I grew up in a small town in Massachusetts. There was a dump in town and my father would bring me and my siblings with him. I loved the search and looking for something in the metal and burn piles. When I moved to Phippsburg I was thrilled that there was a similar dump/transfer station. I love objects that have developed patinas that record their age/use/life. I search for objects in the woods and on the shore as well. I am always looking.
What is your favorite piece you’ve ever created and why?
I think it would be a painting I did of a temporary sculpture on a hillside. I created it in a painting class I took during a period in my life when I wasn't creating much. I wanted to loosen up as a painter, be painterly, make a beautiful mess.
Tell us a bit how your aesthetic in creating art carries through in your life in terms of style, fashion, home design, etc.?
Creating and decorating are things that I have always just done. I think it's important to surround yourself with things you are inspired by.
Was there any one extraordinary moment in your life that helped shaped the artist and individual you have become today?
I can't think of a specific moment, but I do credit my high school art teacher Mrs. Weed with exposing me to different mediums and building my love of Maine. She summers on Little Deer Isle and was always taking classes at Haystack and creating still lifes with objects from Maine.
Tell us a little bit about your studio space? Does it function well for you? If there’s something you could change about it, what would it be?
My studio space is part of my house. It was used as a sleeping porch by the previous owners. It does function well for me, but being a lover of objects it can become overfilled time to time.
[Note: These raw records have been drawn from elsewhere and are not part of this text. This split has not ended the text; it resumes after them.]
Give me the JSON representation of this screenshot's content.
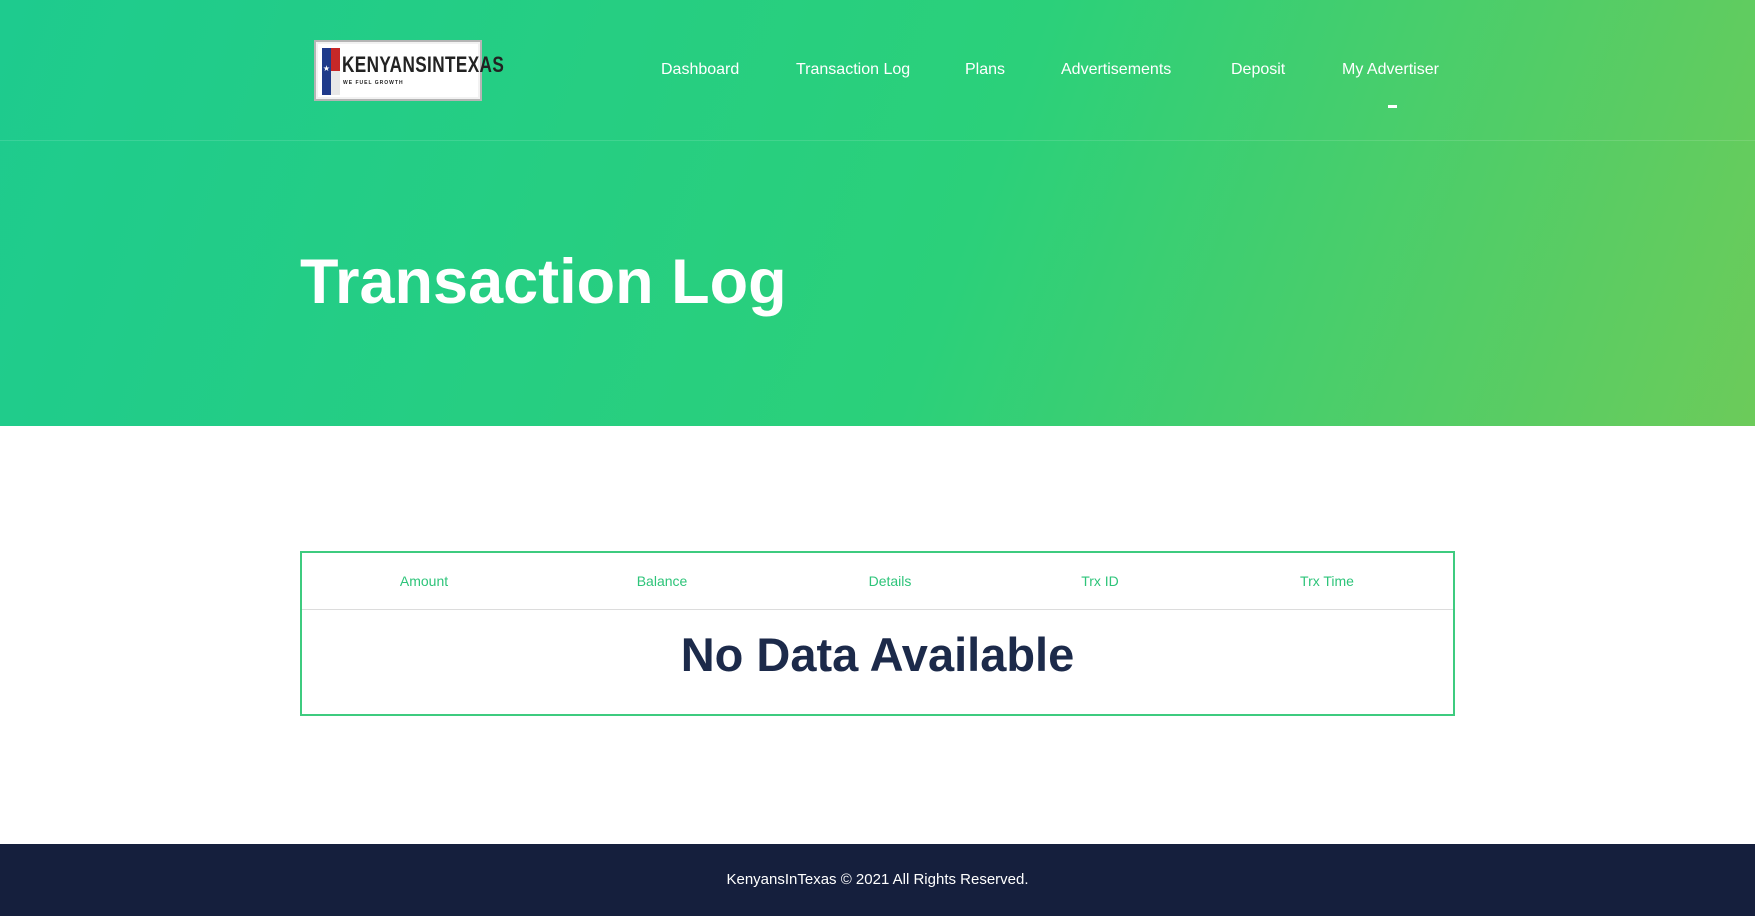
{
  "brand": {
    "logo_text": "KENYANSINTEXAS",
    "logo_tagline": "WE FUEL GROWTH"
  },
  "nav": {
    "items": [
      {
        "label": "Dashboard"
      },
      {
        "label": "Transaction Log"
      },
      {
        "label": "Plans"
      },
      {
        "label": "Advertisements"
      },
      {
        "label": "Deposit"
      },
      {
        "label": "My Advertiser"
      }
    ]
  },
  "page": {
    "title": "Transaction Log"
  },
  "table": {
    "columns": [
      "Amount",
      "Balance",
      "Details",
      "Trx ID",
      "Trx Time"
    ],
    "empty_message": "No Data Available"
  },
  "footer": {
    "copyright": "KenyansInTexas © 2021 All Rights Reserved."
  },
  "colors": {
    "hero_gradient_start": "#1ecb8e",
    "hero_gradient_end": "#6ccb5a",
    "accent_green": "#2ec47a",
    "heading_navy": "#1c2a4a",
    "footer_bg": "#151f3d"
  }
}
Sometimes I wish it had a higher ceiling.
Where do you show your work and how do people find you?
I have shown my work in Maine and Massachusetts predominately and in a few small museums across the country. I have had solo exhibits at USM/Portland, ME and Coleman Burke Gallery in Brunswick, ME. I have been included in exhibitions at the Coastal Maine Botanical Gardens, East Boothbay, ME, Center for Maine Contemporary Art, Rockport, ME, June Fitzpatrick Gallery, Portland, ME, Danforth Museum, Framingham, MA and Fuller Museum in Brockton, MA and others. People find me through my website and people find me...funny...I hope.
If there is anything you could change about your life, what would it be?
I wish I was more fearless.
What is one thing about yourself that people may not know?
That I love to grow plants from seed.